My friend is experiencing some problems, his games crash randomly mid-session. Some days the games don't crash at all. We've tried stress testing the PC with 3DMark and Cinebench, but the problem did not occur and I uninstalled ASUS GPUTweak 2 as I read somewhere that it can cause problems. Also when restarting his resolution drops from 1920x1080 to 800x600. CPU and GPU temperatures seem okay.

His specs:
Intel I7-6700K with Enermax LiqMax II 240
ASUS Z170 Pro Gaming
nVidia 1080 8GB ASUS TURBO-GTX1080-8G
RAM 16GB (8GBx2) DDR4-2400
Samsung 500GB 850EVO SSD
1TB HDD
EVGA 500W 80 Plus PSU
 
Solution
-Did he reset the games to 'Reset Game' or 'Default', 'Set to Default'? Games remember crashes the same way they remember settings.
-Uninstall the video card drivers using DDU. I had driver problems when I switched video cards (Nvidia to AMD). The Windows 7 uninstaller didn't completely remove the Nvidia drivers from the registry path. Plus, the fragments were invisible to any uninstallers. I had to go into the registry to dig them out myself.
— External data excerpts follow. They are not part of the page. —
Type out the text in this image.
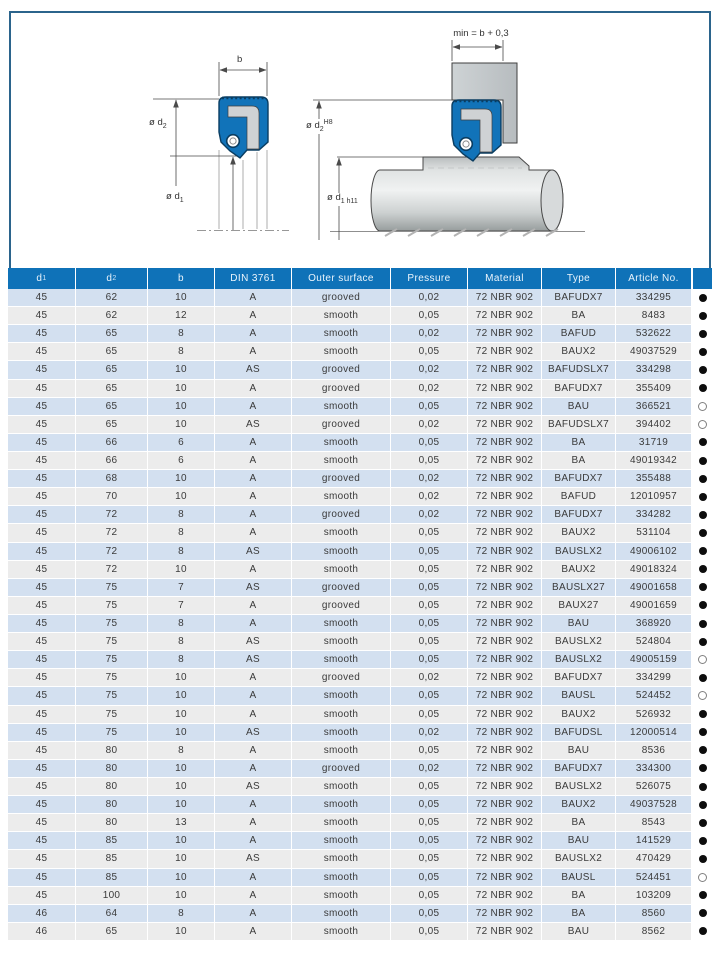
b
ø $d_2$
ø $d_1$
min = b + 0,3
ø $d_2^{H8}$
ø $d_{1 h11}$
d 1	d 2	b	DIN 3761	Outer surface	Pressure	Material	Type	Article No.
45	62	10	A	grooved	0,02	72 NBR 902	BAFUDX7	334295
45	62	12	A	smooth	0,05	72 NBR 902	BA	8483
45	65	8	A	smooth	0,02	72 NBR 902	BAFUD	532622
45	65	8	A	smooth	0,05	72 NBR 902	BAUX2	49037529
45	65	10	AS	grooved	0,02	72 NBR 902	BAFUDSLX7	334298
45	65	10	A	grooved	0,02	72 NBR 902	BAFUDX7	355409
45	65	10	A	smooth	0,05	72 NBR 902	BAU	366521
45	65	10	AS	grooved	0,02	72 NBR 902	BAFUDSLX7	394402
45	66	6	A	smooth	0,05	72 NBR 902	BA	31719
45	66	6	A	smooth	0,05	72 NBR 902	BA	49019342
45	68	10	A	grooved	0,02	72 NBR 902	BAFUDX7	355488
45	70	10	A	smooth	0,02	72 NBR 902	BAFUD	12010957
45	72	8	A	grooved	0,02	72 NBR 902	BAFUDX7	334282
45	72	8	A	smooth	0,05	72 NBR 902	BAUX2	531104
45	72	8	AS	smooth	0,05	72 NBR 902	BAUSLX2	49006102
45	72	10	A	smooth	0,05	72 NBR 902	BAUX2	49018324
45	75	7	AS	grooved	0,05	72 NBR 902	BAUSLX27	49001658
45	75	7	A	grooved	0,05	72 NBR 902	BAUX27	49001659
45	75	8	A	smooth	0,05	72 NBR 902	BAU	368920
45	75	8	AS	smooth	0,05	72 NBR 902	BAUSLX2	524804
45	75	8	AS	smooth	0,05	72 NBR 902	BAUSLX2	49005159
45	75	10	A	grooved	0,02	72 NBR 902	BAFUDX7	334299
45	75	10	A	smooth	0,05	72 NBR 902	BAUSL	524452
45	75	10	A	smooth	0,05	72 NBR 902	BAUX2	526932
45	75	10	AS	smooth	0,02	72 NBR 902	BAFUDSL	12000514
45	80	8	A	smooth	0,05	72 NBR 902	BAU	8536
45	80	10	A	grooved	0,02	72 NBR 902	BAFUDX7	334300
45	80	10	AS	smooth	0,05	72 NBR 902	BAUSLX2	526075
45	80	10	A	smooth	0,05	72 NBR 902	BAUX2	49037528
45	80	13	A	smooth	0,05	72 NBR 902	BA	8543
45	85	10	A	smooth	0,05	72 NBR 902	BAU	141529
45	85	10	AS	smooth	0,05	72 NBR 902	BAUSLX2	470429
45	85	10	A	smooth	0,05	72 NBR 902	BAUSL	524451
45	100	10	A	smooth	0,05	72 NBR 902	BA	103209
46	64	8	A	smooth	0,05	72 NBR 902	BA	8560
46	65	10	A	smooth	0,05	72 NBR 902	BAU	8562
Real pain.
I found out a better solution is, if you reinstall the old video drivers and card back in, it'll show up again. This time use a tool, DDU to uninstall them.
Get it here.

-Test his video card in your computer. It's one way to check if it's the video...

jrrebane

Reputable
Jan 8, 2019
3
0
4,510


PSU is one of the things that has been lurking in my mind and yes it's happening under heavyish load. He can close the app that crashes via command prompt and the pc remains usable after that. It's not like it freezes completely.
 

Rexer

Distinguished
-Did he reset the games to 'Reset Game' or 'Default', 'Set to Default'? Games remember crashes the same way they remember settings.
-Uninstall the video card drivers using DDU. I had driver problems when I switched video cards (Nvidia to AMD). The Windows 7 uninstaller didn't completely remove the Nvidia drivers from the registry path. Plus, the fragments were invisible to any uninstallers. I had to go into the registry to dig them out myself. Real pain.
I found out a better solution is, if you reinstall the old video drivers and card back in, it'll show up again. This time use a tool, DDU to uninstall them.
Get it here.

-Test his video card in your computer. It's one way to check if it's the video card.
-If he does plan to get a new psu, get one above the 500w psu. Sure, 500w is sufficient but if he plans on any added peripherals or later, want overclocking, the 500w psu is borderline -too little or just sufficient. I'd get 600w to 750w.